Mike:   So the business is, when you talk about, you’ve looked at all the statistics and the people that are spending time on the company’s dime they’re losing productivity because they’re wasting the time and it’s so easy to access whether it’s on the computer or on the phone, they’re sneaking away and doing some things that they shouldn’t be doing really.

Dave:  We can report and see the average user, we’re able to show what users are on, what sites they’re going to, you report that to management and they’re just floored with what they say.

Mike:   Something else to worry about.

Steve: Bottom line is you can’t run your business without giving Internet to all your employees. So what do you do? You have to make sure that you’re watching what is actually happening when they’re on it, but you can’t take it away these days.

Mike:   Listen, we have time for one more category here in kind of our cybersecurity 101 here that we’re looking at from Portsmouth Computer Group. How about email filtering and management? People get tons of junk mail, we even get it here at the radio station I get into my box here, and it takes a lot of time to go through it and to manage it. What’s the best solution to this? Let’s talk about this for a second.

Steve: Most of the times we’ll advise a company to use what we call a cloud based spam system. We’re basically putting this cloud service in front of whatever their email system is the email can be anything Gmail, Microsoft mail, or any kind of web mail but we’ll put a cloud based spam system in front of it so that it will filter it out. They’ll get a message every day that tells them what spam God blocked and what didn’t get blocked and they can release it so that kind of really works well for them.

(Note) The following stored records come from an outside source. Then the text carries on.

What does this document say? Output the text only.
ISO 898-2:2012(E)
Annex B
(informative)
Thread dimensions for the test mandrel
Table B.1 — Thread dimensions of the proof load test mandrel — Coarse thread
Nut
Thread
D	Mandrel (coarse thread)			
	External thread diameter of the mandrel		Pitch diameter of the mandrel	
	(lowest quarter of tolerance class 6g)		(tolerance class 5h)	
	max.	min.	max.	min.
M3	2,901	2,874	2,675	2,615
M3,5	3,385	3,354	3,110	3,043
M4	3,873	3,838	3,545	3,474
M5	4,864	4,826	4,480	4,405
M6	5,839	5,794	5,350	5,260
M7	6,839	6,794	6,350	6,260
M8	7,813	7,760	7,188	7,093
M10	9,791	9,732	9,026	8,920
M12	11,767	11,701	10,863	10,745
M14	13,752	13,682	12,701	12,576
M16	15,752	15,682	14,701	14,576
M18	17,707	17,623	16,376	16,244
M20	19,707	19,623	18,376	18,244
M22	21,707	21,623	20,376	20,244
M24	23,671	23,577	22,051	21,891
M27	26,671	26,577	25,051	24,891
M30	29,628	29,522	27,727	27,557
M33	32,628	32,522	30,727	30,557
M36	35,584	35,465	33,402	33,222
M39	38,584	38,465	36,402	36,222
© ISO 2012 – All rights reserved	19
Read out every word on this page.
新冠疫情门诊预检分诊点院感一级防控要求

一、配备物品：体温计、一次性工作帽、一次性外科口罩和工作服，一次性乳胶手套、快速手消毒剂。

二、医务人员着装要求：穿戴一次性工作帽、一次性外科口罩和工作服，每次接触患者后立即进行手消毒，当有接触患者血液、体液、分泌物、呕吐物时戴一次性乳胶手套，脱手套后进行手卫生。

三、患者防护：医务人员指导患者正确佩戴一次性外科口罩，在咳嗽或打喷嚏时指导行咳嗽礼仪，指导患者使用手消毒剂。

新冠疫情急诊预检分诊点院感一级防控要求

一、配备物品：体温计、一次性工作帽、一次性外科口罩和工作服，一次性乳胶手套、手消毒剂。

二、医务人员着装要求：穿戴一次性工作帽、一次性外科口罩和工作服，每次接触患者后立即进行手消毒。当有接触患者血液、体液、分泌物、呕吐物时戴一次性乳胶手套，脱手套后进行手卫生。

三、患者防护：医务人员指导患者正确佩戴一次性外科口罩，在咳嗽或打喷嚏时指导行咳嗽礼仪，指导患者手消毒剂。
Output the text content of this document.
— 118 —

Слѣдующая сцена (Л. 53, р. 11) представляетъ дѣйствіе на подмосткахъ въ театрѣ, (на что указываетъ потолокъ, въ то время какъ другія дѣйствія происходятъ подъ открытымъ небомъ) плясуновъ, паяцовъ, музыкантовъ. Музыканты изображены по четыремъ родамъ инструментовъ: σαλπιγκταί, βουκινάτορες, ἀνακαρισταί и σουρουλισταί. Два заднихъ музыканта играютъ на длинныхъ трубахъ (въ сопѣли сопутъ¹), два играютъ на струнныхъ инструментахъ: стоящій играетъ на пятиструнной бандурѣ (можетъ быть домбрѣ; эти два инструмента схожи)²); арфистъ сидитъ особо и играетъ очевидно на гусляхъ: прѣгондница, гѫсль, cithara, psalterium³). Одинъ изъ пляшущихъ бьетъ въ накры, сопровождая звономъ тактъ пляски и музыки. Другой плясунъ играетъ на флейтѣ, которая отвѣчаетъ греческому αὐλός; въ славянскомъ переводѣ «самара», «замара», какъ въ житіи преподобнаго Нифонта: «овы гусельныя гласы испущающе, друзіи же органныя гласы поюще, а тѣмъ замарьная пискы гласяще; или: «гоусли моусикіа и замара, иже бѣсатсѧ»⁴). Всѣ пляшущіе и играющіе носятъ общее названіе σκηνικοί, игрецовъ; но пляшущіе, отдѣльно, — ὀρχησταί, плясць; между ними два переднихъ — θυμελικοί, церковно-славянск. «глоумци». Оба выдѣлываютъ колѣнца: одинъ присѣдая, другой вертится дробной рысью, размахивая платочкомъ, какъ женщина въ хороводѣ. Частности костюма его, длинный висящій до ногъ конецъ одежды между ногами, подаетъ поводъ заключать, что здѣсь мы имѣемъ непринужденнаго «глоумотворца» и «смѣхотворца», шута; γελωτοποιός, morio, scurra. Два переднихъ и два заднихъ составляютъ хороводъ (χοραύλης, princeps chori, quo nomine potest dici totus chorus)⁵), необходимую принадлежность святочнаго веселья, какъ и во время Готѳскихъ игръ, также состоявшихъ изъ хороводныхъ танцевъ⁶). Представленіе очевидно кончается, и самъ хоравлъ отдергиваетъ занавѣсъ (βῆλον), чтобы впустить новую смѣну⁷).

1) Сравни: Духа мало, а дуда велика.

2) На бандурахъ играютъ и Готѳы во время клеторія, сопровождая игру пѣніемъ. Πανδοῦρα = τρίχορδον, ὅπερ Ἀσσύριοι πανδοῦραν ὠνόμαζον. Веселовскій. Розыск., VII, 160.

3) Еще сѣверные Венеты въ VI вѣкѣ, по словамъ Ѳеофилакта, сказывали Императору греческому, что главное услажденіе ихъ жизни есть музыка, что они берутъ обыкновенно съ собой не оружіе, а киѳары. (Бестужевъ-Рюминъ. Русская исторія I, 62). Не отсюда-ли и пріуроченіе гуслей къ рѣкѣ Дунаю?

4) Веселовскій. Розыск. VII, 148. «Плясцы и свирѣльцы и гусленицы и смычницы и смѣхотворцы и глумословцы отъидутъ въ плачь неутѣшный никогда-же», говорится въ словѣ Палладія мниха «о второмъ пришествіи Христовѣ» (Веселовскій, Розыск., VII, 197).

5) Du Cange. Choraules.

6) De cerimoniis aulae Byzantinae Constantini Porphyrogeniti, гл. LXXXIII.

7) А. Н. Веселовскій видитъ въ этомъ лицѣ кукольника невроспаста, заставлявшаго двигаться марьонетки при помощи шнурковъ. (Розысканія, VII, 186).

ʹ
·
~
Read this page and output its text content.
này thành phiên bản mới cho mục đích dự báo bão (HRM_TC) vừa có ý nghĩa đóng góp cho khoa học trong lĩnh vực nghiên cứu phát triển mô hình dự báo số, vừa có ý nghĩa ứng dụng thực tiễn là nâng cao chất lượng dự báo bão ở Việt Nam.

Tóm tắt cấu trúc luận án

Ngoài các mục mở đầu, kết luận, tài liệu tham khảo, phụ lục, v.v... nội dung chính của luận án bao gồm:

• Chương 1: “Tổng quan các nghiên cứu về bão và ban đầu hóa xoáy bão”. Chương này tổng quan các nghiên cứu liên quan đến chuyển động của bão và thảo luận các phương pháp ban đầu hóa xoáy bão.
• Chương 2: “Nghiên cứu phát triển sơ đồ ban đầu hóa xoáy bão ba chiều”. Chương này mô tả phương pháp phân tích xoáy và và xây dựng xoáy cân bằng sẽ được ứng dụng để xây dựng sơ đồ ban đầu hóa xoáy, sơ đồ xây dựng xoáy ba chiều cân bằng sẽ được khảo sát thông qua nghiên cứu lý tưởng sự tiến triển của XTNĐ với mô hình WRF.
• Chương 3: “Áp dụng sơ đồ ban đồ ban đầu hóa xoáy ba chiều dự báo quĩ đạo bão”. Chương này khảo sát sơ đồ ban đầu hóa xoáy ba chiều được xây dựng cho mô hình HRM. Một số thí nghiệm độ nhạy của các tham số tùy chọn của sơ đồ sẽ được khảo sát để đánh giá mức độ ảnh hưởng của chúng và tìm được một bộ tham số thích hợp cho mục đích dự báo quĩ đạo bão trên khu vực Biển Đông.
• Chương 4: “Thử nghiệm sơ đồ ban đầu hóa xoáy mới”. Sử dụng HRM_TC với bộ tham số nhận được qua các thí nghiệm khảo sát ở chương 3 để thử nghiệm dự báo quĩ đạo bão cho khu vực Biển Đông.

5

Dave:  And as you see that mail come through, you might get a domain or particular site that you don’t want to get to, you can block that at the higher level so that way all users won’t get that, but on an average, I’d been at this for a while I get about 400 in my junk mail a day. But you need to be smart when something comes in, you need to add it to the list that shouldn’t be there so you don’t see it again. It’s just like your mail it just takes time, it’s hard to deal with but job is to minimize that risk and get those employees working more.

Mike:   At one point I enjoyed email, at this point in my life I don’t know… I have a little bit less of an agreement with email nowadays.

Steve: I just stopped, I’m just like texting right now.

Mike:   It’s unbelievable how much junk and spam comes through, it’s incredible.

Steve: And then the stuff that does come through is just like a memo. It’s just like do I need that? Ah, man.

Mike:   Good point. Hey, thanks guys for coming in. Security 101 with Steve and Dave cybersecurity experts, Dave Hodgdon, Steve Ripper from Portsmouth  Computer Group on tech Tuesday. They’re going to join us for the next couple of Tuesday mornings at about 07:40 or so, thanks for the information. Let’s let us pass out the website for PCG as well.

Steve: I’m glad you asked, please contact us anytime our phone number is (603) 4314121 or visit our website  at pcgit.com we’re here to help you.

Mike:   All right, Thank you Steve. Thank you Dave. Good to see you guys. I appreciate it.

Dave:  Thank you.

Steve: Thanks.

Mike: See you next Tuesday, 7:54 on news talk 981WTSN weather and traffic, that’s next.